Agarwal R, Afzalpurkar R, Fordtran J S
Department of Internal Medicine, Baylor University Medical Center, Dallas, Texas.
Gastroenterology. 1994 Aug;107(2):548-71. doi: 10.1016/0016-5085(94)90184-8.
When normal people ingest 90 mEq/day of K+ in their diet, they absorb about 90% of intake (81 mEq) and excrete an equivalent amount of K+ in the urine. Normal fecal K+ excretion averages about 9 mEq/day. The vast majority of intestinal K+ absorption occurs in the small intestine; the contribution of the normal colon to net K+ absorption and secretion is trivial. K+ is absorbed or secreted mainly by passive mechanisms; the rectum and perhaps the sigmoid colon have the capacity to actively secrete K+, but the quantitative and physiological significance of this active secretion is uncertain. Hyperaldosteronism increases fecal K+ excretion by about 3 mEq/day in people with otherwise normal intestinal tracts. Cation exchange resin by mouth can increase fecal K+ excretion to 40 mEq/day. The absorptive mechanisms of K+ are not disturbed by diarrhea per se, but fecal K+ losses are increased in diarrheal diseases by unabsorbed anions (which obligate K+), by electrochemical gradients secondary to active chloride secretion, and probably by secondary hyperaldosteronism.
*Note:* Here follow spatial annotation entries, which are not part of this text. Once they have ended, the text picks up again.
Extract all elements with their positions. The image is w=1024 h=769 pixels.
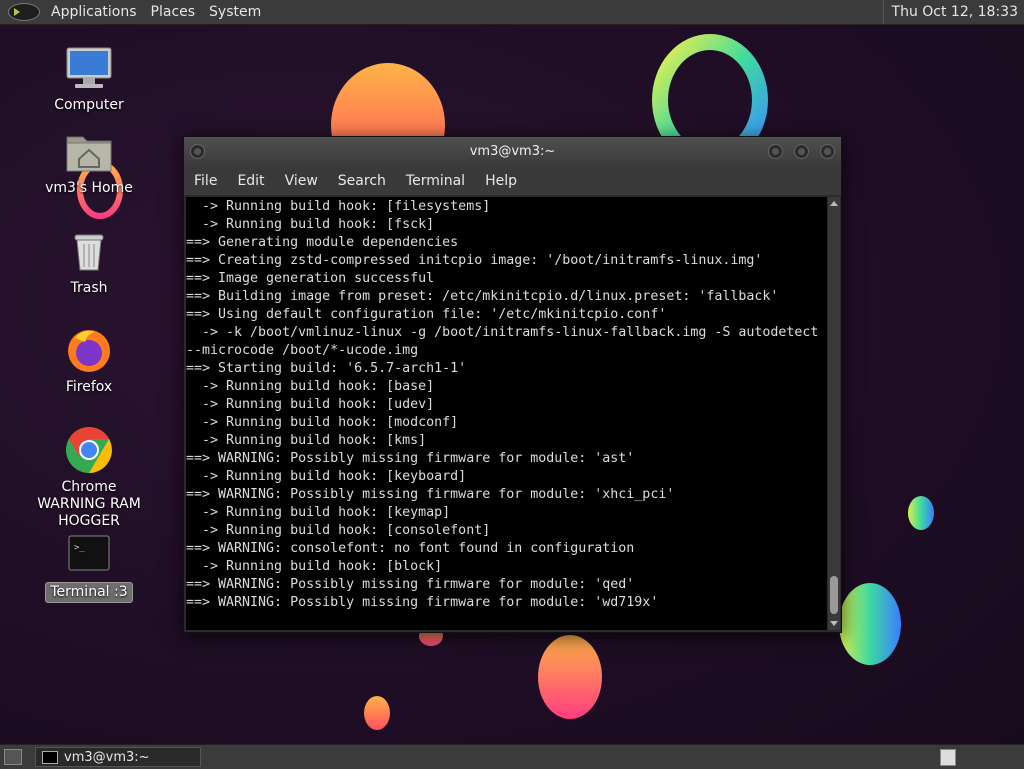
workspace-switcher[interactable] — [940, 749, 956, 766]
desktop-icon-home[interactable]: vm3's Home — [34, 127, 144, 198]
desktop-icon-label: Chrome WARNING RAM HOGGER — [37, 479, 141, 529]
desktop-icon-terminal[interactable]: >_ Terminal :3 — [34, 530, 144, 603]
terminal-output-area[interactable]: -> Running build hook: [filesystems] -> … — [186, 197, 827, 630]
desktop-icon-chrome[interactable]: Chrome WARNING RAM HOGGER — [24, 426, 154, 531]
distro-logo-icon[interactable] — [8, 3, 40, 21]
scroll-down-icon[interactable] — [830, 621, 838, 626]
svg-text:>_: >_ — [74, 543, 85, 553]
menu-applications[interactable]: Applications — [44, 0, 144, 24]
desktop-icon-label: Terminal :3 — [45, 582, 133, 603]
bottom-panel: vm3@vm3:~ — [0, 744, 1024, 769]
taskbar-button-terminal[interactable]: vm3@vm3:~ — [35, 747, 201, 767]
vertical-scrollbar[interactable] — [828, 197, 840, 630]
menu-edit[interactable]: Edit — [227, 173, 274, 189]
firefox-icon — [65, 326, 113, 374]
menu-view[interactable]: View — [275, 173, 328, 189]
terminal-output: -> Running build hook: [filesystems] -> … — [186, 199, 819, 610]
close-icon[interactable] — [820, 144, 835, 159]
home-folder-icon — [65, 127, 113, 175]
show-desktop-icon[interactable] — [4, 749, 22, 765]
desktop-icon-label: Trash — [70, 280, 108, 296]
menu-system[interactable]: System — [202, 0, 268, 24]
terminal-menubar: File Edit View Search Terminal Help — [184, 167, 841, 195]
top-panel: Applications Places System Thu Oct 12, 1… — [0, 0, 1024, 25]
terminal-small-icon — [42, 750, 58, 764]
menu-search[interactable]: Search — [328, 173, 396, 189]
menu-terminal[interactable]: Terminal — [396, 173, 475, 189]
taskbar-button-label: vm3@vm3:~ — [64, 749, 150, 765]
scrollbar-thumb[interactable] — [830, 576, 838, 614]
desktop-icon-computer[interactable]: Computer — [34, 44, 144, 115]
desktop-icon-firefox[interactable]: Firefox — [34, 326, 144, 397]
maximize-icon[interactable] — [794, 144, 809, 159]
desktop-icon-label: Firefox — [65, 379, 113, 395]
window-title: vm3@vm3:~ — [469, 144, 556, 159]
computer-icon — [65, 44, 113, 92]
menu-places[interactable]: Places — [144, 0, 203, 24]
desktop-icon-label: vm3's Home — [45, 180, 133, 196]
window-titlebar[interactable]: vm3@vm3:~ — [184, 137, 841, 167]
trash-icon — [65, 227, 113, 275]
menu-help[interactable]: Help — [475, 173, 527, 189]
terminal-window: vm3@vm3:~ File Edit View Search Terminal… — [183, 136, 842, 633]
window-menu-icon[interactable] — [190, 144, 205, 159]
scroll-up-icon[interactable] — [830, 201, 838, 206]
desktop-icon-label: Computer — [54, 97, 124, 113]
chrome-icon — [65, 426, 113, 474]
menu-file[interactable]: File — [184, 173, 227, 189]
clock[interactable]: Thu Oct 12, 18:33 — [882, 0, 1024, 24]
minimize-icon[interactable] — [768, 144, 783, 159]
desktop-icon-trash[interactable]: Trash — [34, 227, 144, 298]
terminal-icon: >_ — [65, 530, 113, 578]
In diarrhea, total body K+ can be reduced by two mechanisms: loss of muscle mass because of malnutrition and reduced net absorption of K+; only the latter causes hypokalemia. Balance studies in patients with diarrhea are exceedingly rare, but available data emphasize an important role for dietary K+ intake, renal K+ excretion, and fecal K+ losses in determining whether or not a patient develops hypokalemia. The paradoxical negative K+ balance induced by ureterosigmoid anastomosis is described. The concept that fecal K+ excretion is markedly elevated in patients with uremia as an intestinal adaptation to prevent hyperkalemia is analyzed; we conclude that the data do not convincingly show the existence of a major intestinal adaptive response to chronic renal failure.
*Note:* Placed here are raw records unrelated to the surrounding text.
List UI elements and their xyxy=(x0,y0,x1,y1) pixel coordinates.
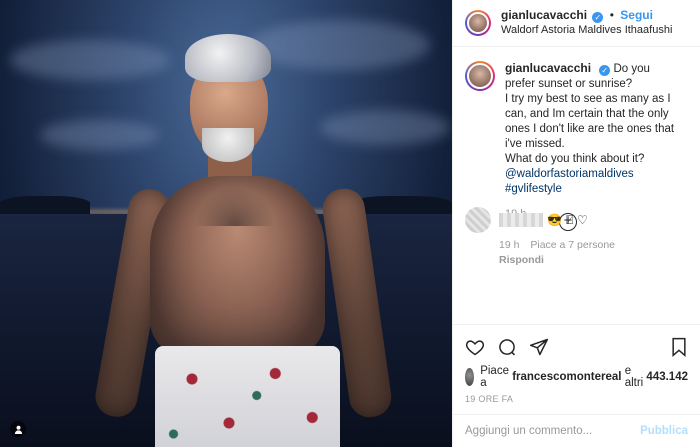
liker-username[interactable]: francescomontereal xyxy=(512,371,621,383)
location-link[interactable]: Waldorf Astoria Maldives Ithaafushi xyxy=(501,23,672,38)
author-avatar[interactable] xyxy=(465,10,491,36)
author-username[interactable]: gianlucavacchi xyxy=(501,8,587,22)
verified-badge-icon: ✓ xyxy=(599,65,611,76)
post-photo[interactable] xyxy=(0,0,452,447)
post-date[interactable]: 19 ORE FA xyxy=(453,386,700,408)
actions-bar xyxy=(453,324,700,364)
post-header: gianlucavacchi ✓ • Segui Waldorf Astoria… xyxy=(453,0,700,47)
reply-button[interactable]: Rispondi xyxy=(499,254,689,266)
user-tag-icon[interactable] xyxy=(10,421,26,437)
follow-button[interactable]: Segui xyxy=(620,8,653,22)
bookmark-icon[interactable] xyxy=(670,337,688,361)
comment-like-heart-icon[interactable]: ♡ xyxy=(577,213,588,227)
caption-username[interactable]: gianlucavacchi xyxy=(505,61,591,75)
comment-likes[interactable]: Piace a 7 persone xyxy=(530,239,615,251)
comment-input[interactable] xyxy=(465,425,641,437)
comment-item: 😎 ⍁ ♡ 19 h Piace a 7 persone Rispondi xyxy=(465,207,689,266)
comment-time[interactable]: 19 h xyxy=(499,239,519,251)
hashtag-link[interactable]: #gvlifestyle xyxy=(505,183,562,195)
heart-icon[interactable] xyxy=(465,337,485,361)
chest-tattoo xyxy=(195,186,275,226)
caption-avatar[interactable] xyxy=(465,61,495,91)
likes-count[interactable]: 443.142 xyxy=(646,371,688,383)
beard xyxy=(202,128,254,162)
hair xyxy=(185,34,271,82)
liker-avatar[interactable] xyxy=(465,368,475,386)
comments-section: gianlucavacchi ✓ Do you prefer sunset or… xyxy=(453,47,700,324)
post-sidebar: gianlucavacchi ✓ • Segui Waldorf Astoria… xyxy=(452,0,700,447)
island xyxy=(0,196,90,214)
tattooed-man xyxy=(92,28,410,447)
commenter-avatar-blurred[interactable] xyxy=(465,207,491,233)
caption-line: What do you think about it? xyxy=(505,153,645,165)
floral-shorts xyxy=(155,346,340,447)
add-comment-bar: Pubblica xyxy=(453,414,700,447)
publish-button[interactable]: Pubblica xyxy=(640,425,688,437)
commenter-name-blurred[interactable] xyxy=(499,213,543,227)
instagram-post: gianlucavacchi ✓ • Segui Waldorf Astoria… xyxy=(0,0,700,447)
comment-emoji-frame-icon: ⍁ xyxy=(565,212,574,227)
caption: gianlucavacchi ✓ Do you prefer sunset or… xyxy=(465,61,688,222)
mention-link[interactable]: @waldorfastoriamaldives xyxy=(505,168,634,180)
verified-badge-icon: ✓ xyxy=(592,12,604,23)
share-icon[interactable] xyxy=(529,337,549,361)
comment-icon[interactable] xyxy=(497,337,517,361)
caption-line: I try my best to see as many as I can, a… xyxy=(505,93,675,150)
likes-summary: Piace a francescomontereal e altri 443.1… xyxy=(453,364,700,389)
separator-dot: • xyxy=(609,8,614,22)
comment-emoji: 😎 xyxy=(547,213,562,227)
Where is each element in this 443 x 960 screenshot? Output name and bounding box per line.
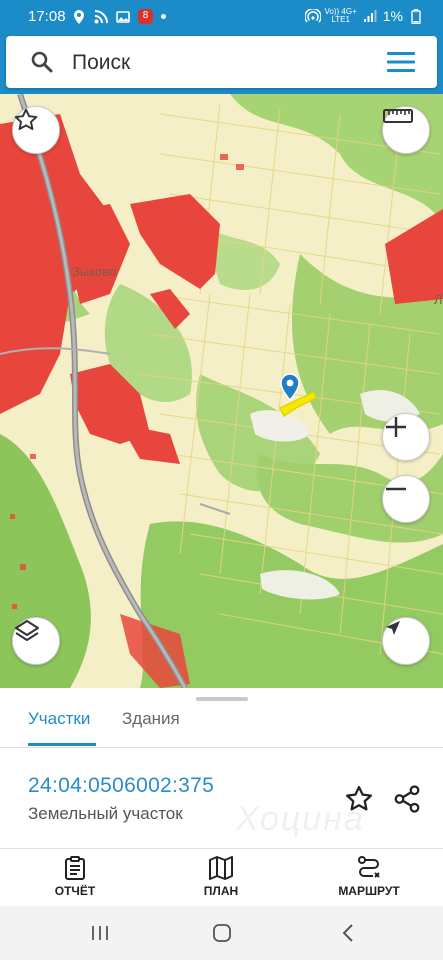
map-edge-label: Л	[434, 292, 443, 307]
image-icon	[116, 10, 130, 24]
route-button[interactable]: МАРШРУТ	[314, 855, 424, 903]
back-button[interactable]	[334, 920, 362, 946]
search-bar[interactable]	[6, 36, 437, 88]
my-location-button[interactable]	[382, 617, 430, 665]
layers-icon	[15, 620, 39, 641]
clipboard-icon	[65, 856, 85, 880]
cadastral-number[interactable]: 24:04:0506002:375	[28, 774, 214, 798]
location-pin-icon	[72, 9, 86, 24]
rss-icon	[94, 9, 108, 24]
layers-button[interactable]	[12, 617, 60, 665]
action-bar: ОТЧЁТ ПЛАН МАРШРУТ	[0, 848, 443, 906]
search-input[interactable]	[72, 49, 362, 77]
share-icon[interactable]	[392, 784, 422, 814]
active-tab-indicator	[28, 743, 96, 746]
network-type: Vo)) 4G+ LTE1	[324, 7, 357, 24]
home-icon	[213, 924, 231, 942]
tab-buildings[interactable]: Здания	[122, 708, 180, 748]
route-label: МАРШРУТ	[338, 884, 400, 898]
sheet-tabs: Участки Здания	[0, 706, 443, 748]
search-header	[0, 34, 443, 94]
route-icon	[358, 856, 380, 878]
menu-icon[interactable]	[387, 51, 415, 73]
notification-icons: 8	[72, 9, 166, 24]
star-outline-icon	[14, 108, 38, 130]
status-bar: 17:08 8 Vo)) 4G+ LTE1 1%	[0, 0, 443, 34]
ruler-button[interactable]	[382, 106, 430, 154]
map-fold-icon	[209, 856, 233, 880]
plan-button[interactable]: ПЛАН	[166, 855, 276, 903]
recent-apps-icon	[92, 926, 108, 940]
sheet-drag-handle[interactable]	[196, 697, 248, 701]
minus-icon	[386, 487, 406, 491]
tab-parcels-label: Участки	[28, 709, 91, 728]
home-button[interactable]	[208, 920, 236, 946]
favorites-button[interactable]	[12, 106, 60, 154]
battery-icon	[409, 9, 423, 25]
back-chevron-icon	[342, 924, 353, 942]
app-badge-icon: 8	[138, 9, 153, 24]
system-navigation-bar	[0, 906, 443, 960]
report-label: ОТЧЁТ	[54, 884, 96, 898]
signal-icon	[363, 9, 377, 23]
map-canvas[interactable]	[0, 94, 443, 688]
ruler-icon	[383, 109, 413, 123]
more-notifications-dot	[161, 14, 166, 19]
plan-label: ПЛАН	[203, 884, 239, 898]
recent-apps-button[interactable]	[86, 920, 114, 946]
map-town-label: Зыково	[72, 264, 117, 279]
tab-buildings-label: Здания	[122, 709, 180, 728]
map-view[interactable]: Зыково Л	[0, 94, 443, 688]
hotspot-icon	[303, 7, 322, 23]
plus-icon	[386, 417, 406, 437]
zoom-out-button[interactable]	[382, 475, 430, 523]
status-time: 17:08	[28, 8, 66, 25]
zoom-in-button[interactable]	[382, 413, 430, 461]
tab-parcels[interactable]: Участки	[28, 708, 96, 748]
add-favorite-star-icon[interactable]	[344, 784, 374, 814]
battery-percent: 1%	[382, 8, 403, 24]
system-icons: Vo)) 4G+ LTE1 1%	[303, 7, 423, 25]
navigation-arrow-icon	[386, 621, 400, 635]
search-icon[interactable]	[30, 50, 54, 74]
parcel-type: Земельный участок	[28, 804, 183, 823]
report-button[interactable]: ОТЧЁТ	[20, 855, 130, 903]
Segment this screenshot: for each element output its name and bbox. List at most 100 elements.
正常人饮食中摄入90mEq/天的钾时,他们吸收约90%的摄入量(81mEq),并在尿液中排出等量的钾。正常粪便钾排泄平均约为9mEq/天。绝大多数肠道钾吸收发生在小肠;正常结肠对钾的净吸收和分泌贡献微不足道。钾主要通过被动机制吸收或分泌;直肠以及可能的乙状结肠有主动分泌钾的能力,但这种主动分泌的定量和生理意义尚不确定。醛固酮增多症使肠道正常的人粪便钾排泄量每天增加约3mEq。口服阳离子交换树脂可使粪便钾排泄量增加至每天40mEq。腹泻本身不会干扰钾的吸收机制,但腹泻性疾病中粪便钾的丢失会因未吸收的阴离子(与钾结合)、主动分泌氯离子继发的电化学梯度以及可能的继发性醛固酮增多症而增加。在腹泻中,总体钾可通过两种机制减少:由于营养不良导致肌肉量减少以及钾的净吸收减少;只有后者会导致低钾血症。对腹泻患者进行的平衡研究极为罕见,但现有数据强调饮食钾摄入、肾脏钾排泄和粪便钾丢失在确定患者是否发生低钾血症方面的重要作用。文中描述了输尿管乙状结肠吻合术引起的矛盾性负钾平衡。分析了尿毒症患者粪便钾排泄显著升高作为肠道适应以预防高钾血症的概念;我们得出结论,数据并未令人信服地表明存在对慢性肾衰竭的主要肠道适应性反应。